The global forecast for the Asian markets is soft ahead of key U.S. employment data, which will affect the outlook for interest rates and the likelihood of recession. The European and U.S. markets were down and the Asian bourses are tipped to open in similar fashion.
The KOSPI finished sharply higher on Thursday following gains from the technology stocks, steel makers and automobile producers, while the financials were soft.
For the day, the index advanced 22.64 points or 1.02 percent to finish at 2,237.86 after trading between 2,223.36 and 2,250.87. Volume was 631.62 million shares worth 6.67 trillion won. There were 776 gainers and 118 decliners.
Among the actives, Shinhan Financial shed 0.57 percent, while KB Financial retreated 1.51 percent, Hana Financial tanked 2.35 percent, Samsung Electronics added 0.54 percent, Samsung SDI spiked 2.81 percent, LG Electronics rallied 1.77 percent, SK Hynix rose 0.11 percent, Naver jumped 1.93 percent, LG Chem surged 4.11 percent, Lotte Chemical fell 0.33 percent, S-Oil dropped 0.82 percent, SK Innovation tumbled 2.24 percent, POSCO gathered 0.45 percent, SK Telecom sank 0.79 percent, Hyundai Mobis declined 0.74 percent, Hyundai Motor and Kia Motors both gained 0.56 percent and KEPCO was unchanged.
The lead from Wall Street is negative as the major averages opened slightly higher but quickly turned well into the red and remained that way for the rest of the session.
The Dow dropped 346.93 points or 1.15 percent to finish at 29,926.94, while the NASDAQ sank 75.33 points or 0.68 percent to end at 11,073.31 and the S&P 500 declined 38.76 points or 1.02 percent to close at 3,744.52.
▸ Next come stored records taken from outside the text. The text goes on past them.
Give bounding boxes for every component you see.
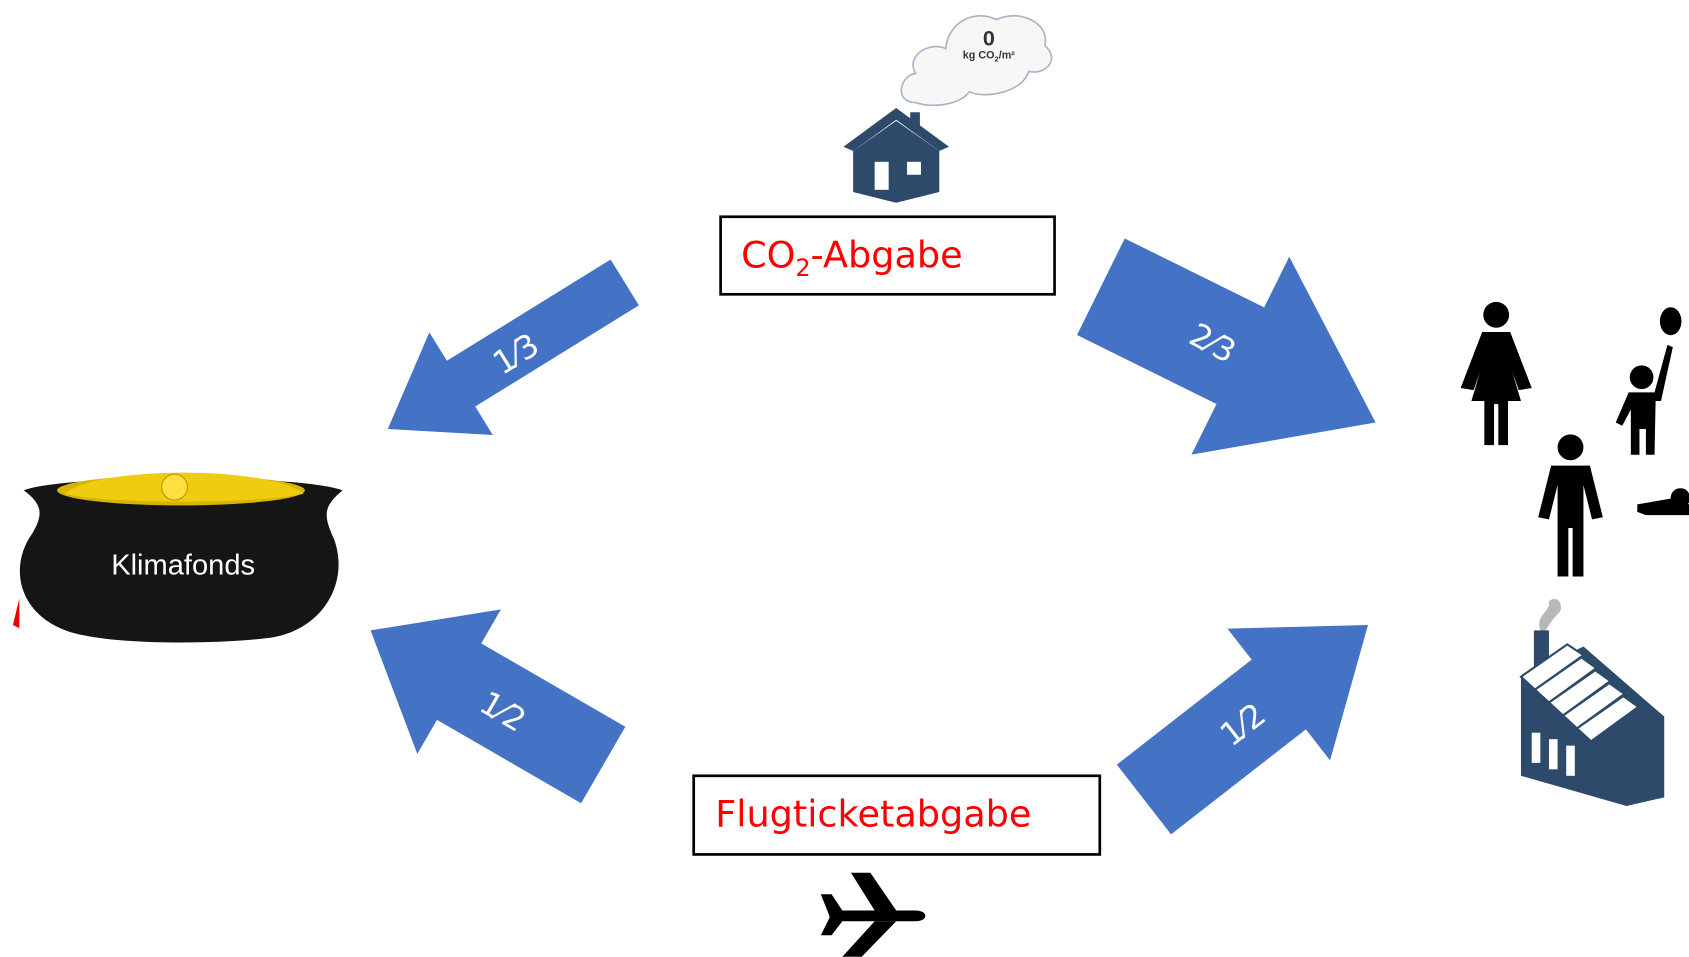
cloud: 0 kg CO2/m² <box>900 15 1053 107</box>
pot: Klimafonds <box>12 472 343 643</box>
cloud-value: 0 <box>983 26 995 50</box>
factory-icon <box>1519 599 1665 806</box>
arrow <box>370 609 626 804</box>
co2-box <box>719 215 1056 296</box>
people-icons <box>1460 301 1689 577</box>
arrow <box>1116 624 1369 835</box>
flight-label: Flugticketabgabe <box>715 792 1031 835</box>
house-icon <box>843 107 949 203</box>
co2-label: CO2-Abgabe <box>741 233 963 282</box>
arrow <box>1077 238 1376 455</box>
cloud-unit: kg CO2/m² <box>963 49 1015 63</box>
flight-box <box>692 774 1102 856</box>
airplane-icon <box>820 872 926 957</box>
fund-label: Klimafonds <box>111 549 255 581</box>
arrow <box>387 259 639 435</box>
arrows: 1⁄3 2⁄31⁄2 1⁄2 <box>370 238 1376 835</box>
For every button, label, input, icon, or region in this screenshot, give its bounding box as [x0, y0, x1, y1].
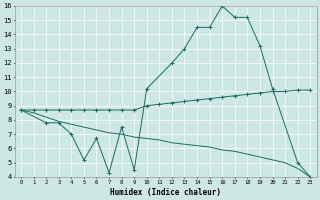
- X-axis label: Humidex (Indice chaleur): Humidex (Indice chaleur): [110, 188, 221, 197]
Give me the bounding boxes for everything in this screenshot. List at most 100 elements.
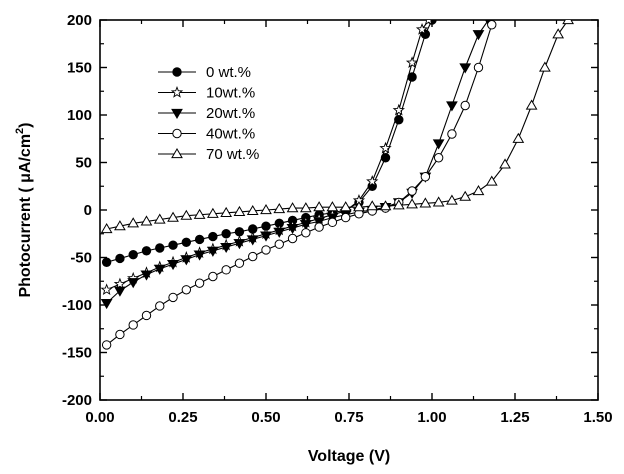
data-point <box>155 243 165 253</box>
x-tick-label: 0.75 <box>334 409 363 426</box>
legend-label: 20wt.% <box>206 105 255 122</box>
data-point <box>299 202 312 213</box>
data-point <box>181 237 192 248</box>
data-point <box>141 310 152 321</box>
data-point <box>100 223 113 234</box>
x-tick-label: 0.25 <box>168 409 197 426</box>
data-point <box>562 20 574 25</box>
y-tick-label: 150 <box>67 60 92 77</box>
data-point <box>392 199 405 210</box>
data-point <box>194 234 205 245</box>
data-point <box>221 229 231 239</box>
data-point <box>234 258 245 268</box>
data-point <box>153 264 166 275</box>
data-point <box>233 239 246 250</box>
data-point <box>405 56 419 68</box>
y-tick-label: 200 <box>67 12 92 29</box>
data-point <box>327 217 338 228</box>
data-point <box>128 320 138 330</box>
legend-label: 40wt.% <box>206 126 255 143</box>
x-tick-label: 0.00 <box>85 409 114 426</box>
data-point <box>114 220 126 231</box>
x-tick-label: 1.25 <box>500 409 529 426</box>
x-tick-label: 1.50 <box>583 409 612 426</box>
data-point <box>313 201 325 212</box>
y-tick-label: -150 <box>62 345 92 362</box>
data-point <box>459 190 472 201</box>
data-point <box>167 260 179 271</box>
data-point <box>512 132 525 143</box>
data-point <box>168 292 178 303</box>
series-line <box>106 20 489 304</box>
data-point <box>274 239 284 249</box>
data-point <box>459 63 472 74</box>
data-point <box>207 246 219 257</box>
data-point <box>208 271 218 282</box>
data-point <box>299 220 312 231</box>
data-point <box>313 217 325 228</box>
data-point <box>552 28 565 39</box>
data-point <box>260 204 272 215</box>
legend-marker <box>171 148 183 159</box>
data-point <box>101 257 112 267</box>
series-4 <box>101 20 497 350</box>
y-tick-label: -50 <box>70 250 92 267</box>
data-point <box>366 200 379 211</box>
data-point <box>473 62 484 73</box>
data-point <box>181 285 192 295</box>
data-point <box>392 103 405 116</box>
data-point <box>248 251 258 262</box>
data-point <box>286 223 299 235</box>
data-point <box>447 129 457 139</box>
x-axis-title: Voltage (V) <box>308 448 390 465</box>
data-point <box>432 196 445 207</box>
data-point <box>340 212 351 223</box>
legend-item: 0 wt.% <box>158 64 251 81</box>
data-point <box>446 194 458 205</box>
data-point <box>499 158 511 169</box>
data-point <box>301 228 311 238</box>
data-point <box>460 100 470 111</box>
data-point <box>273 203 286 214</box>
data-point <box>115 253 125 264</box>
legend: 0 wt.% 10wt.% 20wt.% 40wt.% 70 wt.% <box>158 64 259 163</box>
data-point <box>207 207 219 218</box>
axis-ticks: 0.00 0.25 0.50 0.75 1.00 1.25 1.50 -200 -150 -100… <box>62 12 613 426</box>
data-point <box>128 249 138 260</box>
series-line <box>106 24 493 346</box>
data-point <box>127 278 140 289</box>
series-5 <box>100 20 574 234</box>
data-point <box>353 201 365 212</box>
data-point <box>194 278 205 288</box>
data-point <box>246 204 259 216</box>
legend-item: 20wt.% <box>158 105 255 122</box>
legend-marker <box>171 108 183 119</box>
data-point <box>379 200 392 211</box>
data-point <box>113 277 127 290</box>
data-point <box>141 246 152 256</box>
data-point <box>101 340 112 350</box>
legend-item: 10wt.% <box>158 85 255 102</box>
legend-item: 70 wt.% <box>158 146 259 163</box>
data-point <box>114 286 126 297</box>
data-point <box>115 329 125 340</box>
data-point <box>287 233 298 244</box>
y-axis-title-superscript: 2 <box>14 128 26 134</box>
legend-item: 40wt.% <box>158 126 255 143</box>
data-point <box>153 213 166 224</box>
data-point <box>193 250 206 261</box>
data-point <box>168 240 178 250</box>
data-point <box>419 197 432 208</box>
data-point <box>286 202 299 213</box>
data-point <box>420 172 431 182</box>
y-axis-title-main: Photocurrent ( μA/cm <box>17 134 34 298</box>
data-point <box>100 283 113 296</box>
data-point <box>446 101 458 112</box>
data-point <box>220 242 233 254</box>
data-point <box>193 208 206 219</box>
series-layer <box>100 20 574 350</box>
data-point <box>314 222 324 232</box>
y-axis-title-end: ) <box>17 122 34 127</box>
legend-marker <box>172 67 182 77</box>
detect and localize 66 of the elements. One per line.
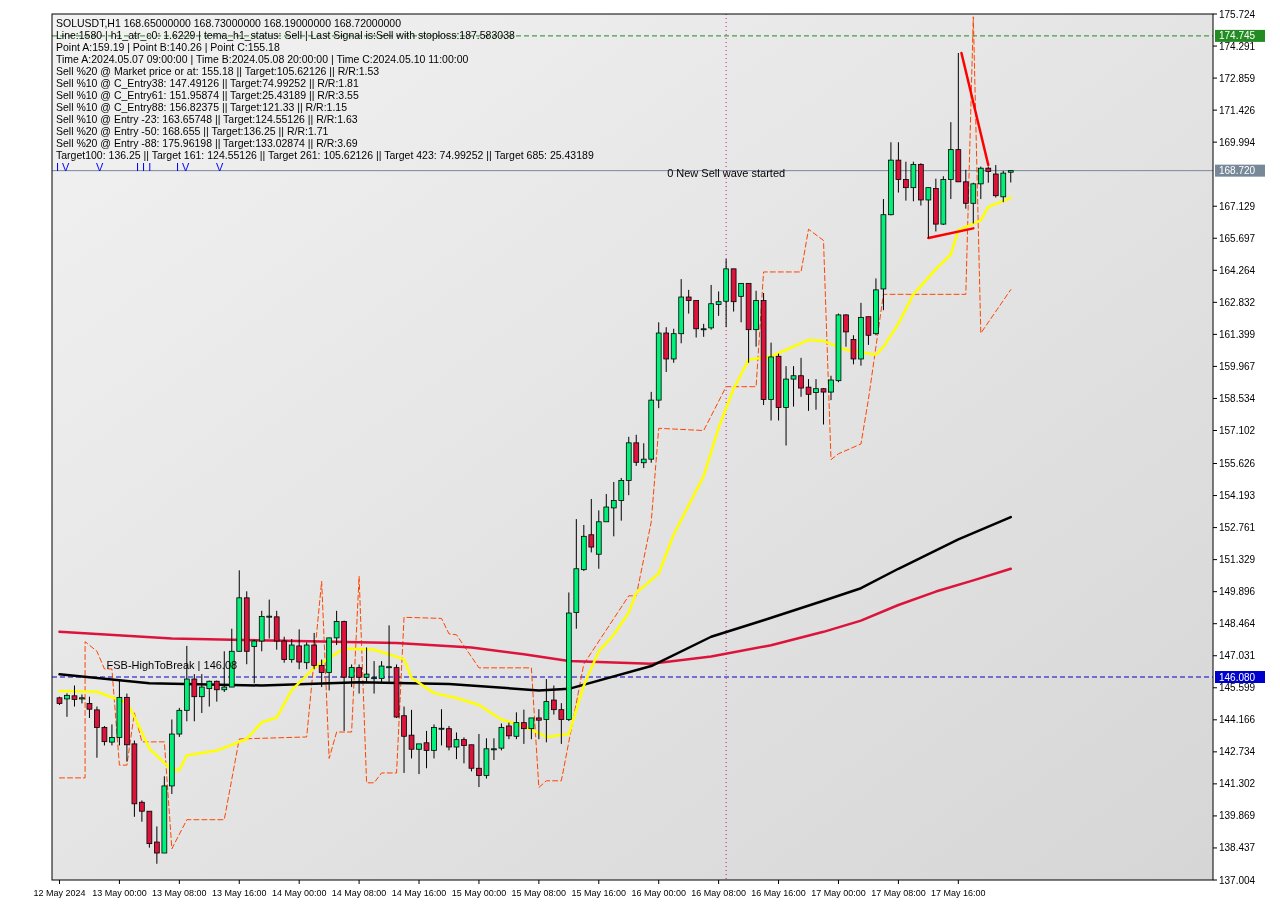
y-tick-label: 151.329: [1219, 554, 1256, 566]
annotation: Point A:159.19 | Point B:140.26 | Point C:155.18: [56, 41, 280, 53]
y-tick-label: 167.129: [1219, 200, 1256, 212]
x-tick-label: 17 May 16:00: [931, 888, 986, 898]
annotation: Target100: 136.25 || Target 161: 124.55126 || Target 261: 105.62126 || Target 423: 74.99252 || Target 685: 25.43189: [56, 149, 594, 161]
x-tick-label: 12 May 2024: [33, 888, 86, 898]
y-tick-label: 152.761: [1219, 522, 1256, 534]
y-tick-label: 145.599: [1219, 682, 1256, 694]
x-tick-label: 16 May 16:00: [751, 888, 806, 898]
chart-title: SOLUSDT,H1 168.65000000 168.73000000 168.19000000 168.72000000: [56, 17, 402, 29]
annotation: I V: [176, 161, 191, 173]
y-tick-label: 141.302: [1219, 778, 1256, 790]
ref-line-label: 168.720: [1219, 165, 1256, 177]
y-tick-label: 144.166: [1219, 714, 1256, 726]
y-tick-label: 157.102: [1219, 424, 1256, 436]
y-tick-label: 161.399: [1219, 328, 1256, 340]
y-tick-label: 174.291: [1219, 40, 1256, 52]
x-tick-label: 14 May 08:00: [331, 888, 387, 898]
annotation: Sell %10 @ C_Entry61: 151.95874 || Target:25.43189 || R/R:3.55: [56, 89, 359, 101]
annotation: Sell %20 @ Entry -88: 175.96198 || Target:133.02874 || R/R:3.69: [56, 137, 358, 149]
x-tick-label: 15 May 16:00: [571, 888, 627, 898]
x-tick-label: 14 May 00:00: [271, 888, 327, 898]
annotation: I V: [56, 161, 71, 173]
y-tick-label: 139.869: [1219, 810, 1256, 822]
y-tick-label: 142.734: [1219, 746, 1256, 758]
annotation: Sell %10 @ Entry -23: 163.65748 || Target:124.55126 || R/R:1.63: [56, 113, 358, 125]
y-tick-label: 138.437: [1219, 842, 1256, 854]
x-tick-label: 15 May 00:00: [451, 888, 507, 898]
y-tick-label: 159.967: [1219, 360, 1256, 372]
annotation: I I I: [136, 161, 152, 173]
y-tick-label: 147.031: [1219, 650, 1256, 662]
y-tick-label: 162.832: [1219, 296, 1256, 308]
annotation: Sell %10 @ C_Entry38: 147.49126 || Target:74.99252 || R/R:1.81: [56, 77, 359, 89]
annotation: 0 New Sell wave started: [667, 166, 786, 179]
x-tick-label: 15 May 08:00: [511, 888, 567, 898]
y-tick-label: 154.193: [1219, 490, 1256, 502]
x-tick-label: 13 May 08:00: [152, 888, 207, 898]
x-tick-label: 14 May 16:00: [391, 888, 447, 898]
x-tick-label: 13 May 16:00: [211, 888, 267, 898]
annotation: Sell %20 @ Entry -50: 168.655 || Target:136.25 || R/R:1.71: [56, 125, 329, 137]
annotation: Sell %10 @ C_Entry88: 156.82375 || Target:121.33 || R/R:1.15: [56, 101, 348, 113]
annotation: Line:1580 | h1_atr_c0: 1.6229 | tema_h1_status: Sell | Last Signal is:Sell with stoploss:187.583038: [56, 29, 515, 41]
y-tick-label: 137.004: [1219, 874, 1256, 886]
ref-line-label: 146.080: [1219, 671, 1256, 683]
y-tick-label: 172.859: [1219, 72, 1256, 84]
annotation: V: [96, 161, 104, 173]
x-tick-label: 17 May 08:00: [871, 888, 926, 898]
x-tick-label: 16 May 00:00: [631, 888, 686, 898]
y-tick-label: 165.697: [1219, 232, 1256, 244]
y-tick-label: 148.464: [1219, 618, 1256, 630]
line-series: [58, 196, 1013, 772]
x-tick-label: 16 May 08:00: [691, 888, 746, 898]
y-tick-label: 164.264: [1219, 264, 1256, 276]
annotation: Sell %20 @ Market price or at: 155.18 || Target:105.62126 || R/R:1.53: [56, 65, 380, 77]
y-tick-label: 175.724: [1219, 8, 1256, 20]
annotation: Time A:2024.05.07 09:00:00 | Time B:2024.05.08 20:00:00 | Time C:2024.05.10 11:00:00: [56, 53, 469, 65]
y-tick-label: 149.896: [1219, 586, 1256, 598]
y-tick-label: 158.534: [1219, 392, 1256, 404]
y-tick-label: 155.626: [1219, 458, 1256, 470]
line-series: [58, 16, 1012, 850]
y-tick-label: 169.994: [1219, 136, 1256, 148]
ref-line-label: 174.745: [1219, 30, 1256, 42]
x-tick-label: 13 May 00:00: [92, 888, 147, 898]
annotation: V: [216, 161, 224, 173]
x-tick-label: 17 May 00:00: [811, 888, 866, 898]
y-tick-label: 171.426: [1219, 104, 1256, 116]
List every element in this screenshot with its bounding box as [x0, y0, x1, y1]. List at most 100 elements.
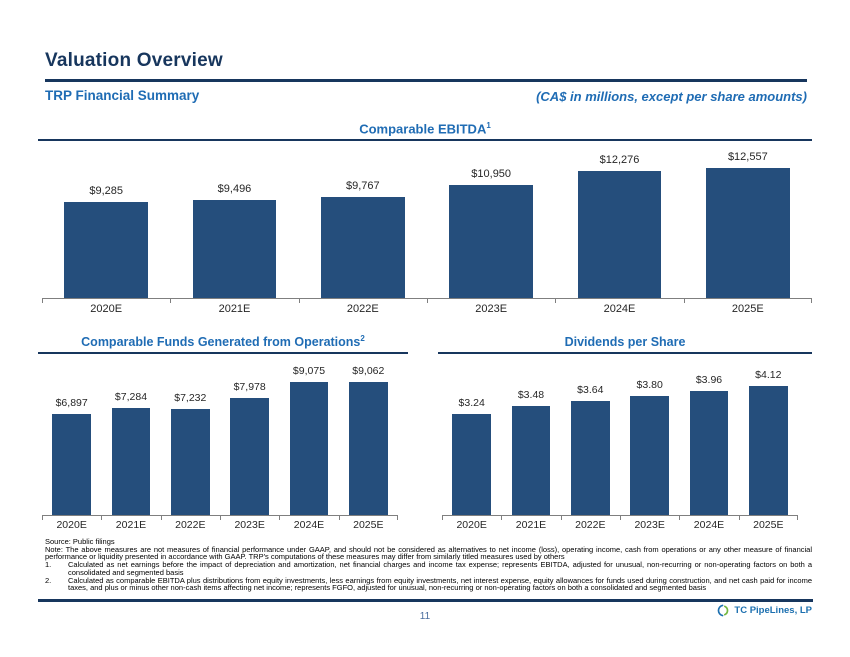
- bar-slot-2025E: $9,062: [339, 364, 398, 515]
- x-axis-label: 2025E: [731, 303, 764, 315]
- gaap-note: Note: The above measures are not measure…: [45, 544, 812, 562]
- axis-tick: [427, 299, 428, 303]
- title-underline: [45, 79, 807, 82]
- bar-2021E: [511, 406, 551, 515]
- axis-tick: [811, 299, 812, 303]
- axis-tick: [620, 516, 621, 520]
- bar-slot-2020E: $3.24: [442, 368, 501, 515]
- x-axis-label: 2021E: [515, 519, 547, 531]
- footer-rule: [38, 599, 813, 602]
- x-axis-label: 2020E: [90, 303, 123, 315]
- bar-2024E: [577, 170, 662, 298]
- bar-2020E: [52, 413, 91, 515]
- company-logo: TC PipeLines, LP: [717, 604, 812, 617]
- bar-slot-2020E: $9,285: [42, 153, 170, 298]
- dividends-chart-title: Dividends per Share: [564, 335, 686, 350]
- x-axis-label: 2024E: [603, 303, 636, 315]
- x-axis-label: 2024E: [693, 519, 725, 531]
- bar-value-label: $12,276: [599, 153, 640, 166]
- axis-tick: [220, 516, 221, 520]
- x-axis-label: 2021E: [115, 519, 147, 531]
- bar-2023E: [630, 396, 669, 515]
- footnote-marker: 1: [486, 121, 491, 130]
- x-axis-label: 2022E: [575, 519, 606, 531]
- fgfo-chart-plot: $6,897 $7,284 $7,232 $7,978 $9,075 $9,062: [42, 364, 398, 515]
- tc-pipelines-logo-icon: [718, 604, 729, 617]
- page-title: Valuation Overview: [45, 50, 223, 71]
- bar-value-label: $3.96: [695, 374, 723, 387]
- dividends-title-underline: [438, 352, 812, 354]
- x-axis-label: 2022E: [175, 519, 206, 531]
- footnote-2: 2. Calculated as comparable EBITDA plus …: [45, 575, 812, 593]
- x-axis-label: 2023E: [234, 519, 265, 531]
- axis-tick: [738, 516, 740, 520]
- bar-value-label: $7,232: [174, 391, 207, 404]
- bar-slot-2021E: $9,496: [170, 153, 298, 298]
- bar-value-label: $9,496: [217, 182, 252, 195]
- bar-slot-2020E: $6,897: [42, 368, 101, 515]
- footnote-2-text: Calculated as comparable EBITDA plus dis…: [68, 575, 812, 593]
- axis-tick: [338, 516, 340, 520]
- footnote-1-text: Calculated as net earnings before the im…: [68, 560, 812, 577]
- bar-value-label: $7,978: [233, 380, 266, 393]
- bar-slot-2025E: $4.12: [739, 368, 798, 515]
- axis-tick: [298, 299, 300, 303]
- x-axis-label: 2021E: [218, 303, 251, 315]
- footnote-1-number: 1.: [45, 560, 52, 570]
- axis-tick: [42, 299, 43, 303]
- x-axis-label: 2025E: [753, 519, 784, 531]
- bar-value-label: $6,897: [55, 396, 88, 409]
- x-axis-label: 2020E: [456, 519, 487, 531]
- logo-text: TC PipeLines, LP: [734, 605, 812, 616]
- bar-value-label: $9,075: [292, 364, 326, 377]
- bar-value-label: $3.48: [517, 389, 545, 402]
- x-axis-label: 2020E: [56, 519, 87, 531]
- bar-2023E: [230, 397, 269, 515]
- bar-value-label: $3.80: [636, 379, 663, 392]
- footnote-1: 1. Calculated as net earnings before the…: [45, 560, 812, 577]
- bar-slot-2023E: $3.80: [620, 368, 679, 515]
- bar-2021E: [192, 199, 277, 298]
- bar-2022E: [571, 401, 610, 515]
- bar-2020E: [452, 413, 491, 515]
- bar-value-label: $12,557: [727, 150, 768, 163]
- bar-value-label: $3.64: [577, 384, 604, 397]
- bar-slot-2025E: $12,557: [684, 150, 812, 298]
- axis-tick: [42, 516, 43, 520]
- bar-value-label: $4.12: [755, 369, 782, 382]
- bar-slot-2022E: $3.64: [561, 368, 620, 515]
- bar-value-label: $3.24: [458, 396, 485, 409]
- units-note: (CA$ in millions, except per share amoun…: [536, 89, 807, 104]
- bar-value-label: $9,767: [345, 179, 380, 192]
- axis-tick: [679, 516, 681, 520]
- axis-tick: [160, 516, 162, 520]
- bar-slot-2023E: $10,950: [427, 153, 555, 298]
- fgfo-title-underline: [38, 352, 408, 354]
- axis-tick: [170, 299, 172, 303]
- footer: Source: Public filings Note: The above m…: [45, 538, 812, 592]
- ebitda-chart-title: Comparable EBITDA1: [359, 121, 491, 137]
- bar-value-label: $9,062: [352, 364, 385, 377]
- bar-value-label: $7,284: [114, 390, 148, 403]
- source-line: Source: Public filings: [45, 537, 115, 546]
- ebitda-title-underline: [38, 139, 812, 141]
- ebitda-chart-plot: $9,285 $9,496 $9,767 $10,950 $12,276 $12,557: [42, 150, 812, 298]
- axis-tick: [279, 516, 281, 520]
- axis-tick: [101, 516, 103, 520]
- page-number: 11: [419, 611, 431, 622]
- x-axis-label: 2025E: [353, 519, 384, 531]
- bar-value-label: $9,285: [89, 184, 123, 197]
- x-axis-label: 2023E: [475, 303, 508, 315]
- footnote-marker: 2: [360, 334, 365, 343]
- bar-2024E: [689, 391, 729, 515]
- x-axis-label: 2023E: [634, 519, 665, 531]
- axis-tick: [797, 516, 798, 520]
- bar-2025E: [749, 386, 788, 515]
- bar-slot-2023E: $7,978: [220, 368, 279, 515]
- bar-slot-2022E: $9,767: [299, 153, 427, 298]
- x-axis-label: 2022E: [346, 303, 379, 315]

The weakness on Wall Street came as traders continued to express concerns about the outlook for interest rates and the impact higher rates will have on the economy.
A continued rebound by treasury yields also weighed on the markets, with the yield on the benchmark ten-year note extending the sharp upward move seen on Wednesday.
Traders were also looking ahead to the release of the Labor Department’s closely watched monthly employment report later today.
Oil prices climbed higher on Thursday, rising for a fourth straight session after OPEC announced on Wednesday that it would cut production by 2 million barrels per day from November, while a drop in U.S. crude inventories last week also contributed to the rise in oil prices. West Texas Intermediate Crude oil futures for November added $0.69 or 0.8 percent at $88.45 a barrel.
Closer to home, South Korea will release August numbers for current account later this morning; in July, the current account surplus was $1.09 billion.